The mystery of Tufte’s stem-and-leaf plot

In his books The Visual Display of Quantitative Information (page 140) and Envisioning Information (page 46) Edward Tufte shows a stem-and-leaf plot of volcanos’ heights:

Stem-and-leaf plot of volcanos’ heights

As Tufte says, this plot “constructs the distribution of a variable with numbers themselves”. Numbers to the left of the stem represent thousands feet. To the right, hundreds, for each volcano. For example, 17 | 92 represents two volcanos of heights 17 900 and 17 200 (rounded).

This diagram has confused a lot of designers.

Usually, in a stem-and-leaf plot the values to the right of the stem are ordered. In the Tufte’s example, however, they don’t look so:

13 | 47830

On his own website, Tufte answers a question about this oddity, emphasis mine:

In the late 1960s John Tukey made the stem-and-leaf graphic by hand from an almanac that showed the volcano heights listed probably alphabetically. And so after finding the range of the data, and settling on intervals, John simply wrote down the next signficant digit on the leaves. Nowadays we would ask to the computer to sort the leaves in each bin in order.

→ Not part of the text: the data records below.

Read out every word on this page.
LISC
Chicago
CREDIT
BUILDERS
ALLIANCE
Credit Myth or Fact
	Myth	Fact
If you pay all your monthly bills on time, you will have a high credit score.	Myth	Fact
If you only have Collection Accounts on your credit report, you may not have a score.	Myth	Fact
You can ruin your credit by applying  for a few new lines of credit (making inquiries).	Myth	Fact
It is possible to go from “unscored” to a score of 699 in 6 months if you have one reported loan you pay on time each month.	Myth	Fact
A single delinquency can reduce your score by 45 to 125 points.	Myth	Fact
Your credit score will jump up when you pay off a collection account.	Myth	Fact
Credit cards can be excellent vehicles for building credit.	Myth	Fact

However this answer is doubtful. The order of digits does not look completely random. Notice these descending ranges:

Stem-and-leaf plot of volcanos’ heights: descending ranges

This diagram is also shown in another book, William S. Cleveland’s The Collected Works of John W. Tukey, as found by my colleague Vadim Yumadilov:

The Collected Works of John W. Tukey by William S. Cleveland

Here we see the full name of the almanac from which Tukey took his data: The World Almanac, 1966. Even the pages numbers are given. Unfortunately, I wasn’t able to find it online. It’s available for sale on Amazon, but I did not want to buy it, pay for shipping to Russia, wait for a month for it to arrive.

Luckily, I’ve found a couple of these almanacs on sale on Ebay and Abebooks. So I wrote to the sellers and asked them to send me the pictures of the pages 282 and 283. Soon, I got a response from Barbie Berquist:

I have attached 2 pictures of the pages on the volcanoes. I hope they help.

Yes they do.

The World Almanac, 1966, pages 282, 283

So in the almanac the volcanos are not, in fact, ordered alphabetically. They are ordered by height, but also grouped by region. Hence the descending ranges in the Tukey’s diagram.

Here are, for instance, the volcanos corresponding to the line 13 | 47830 — in Cameroon, Hawaii, and three in Guamemala:

The World Almanac, 1966. The volcanos of 13 to 14 thousand feet

Mystery solved. But I am still confused by lack of curiosity by Tufte. How could he ignore the oddity twice in the books and then content himself with “probably alphabetically” in the forum?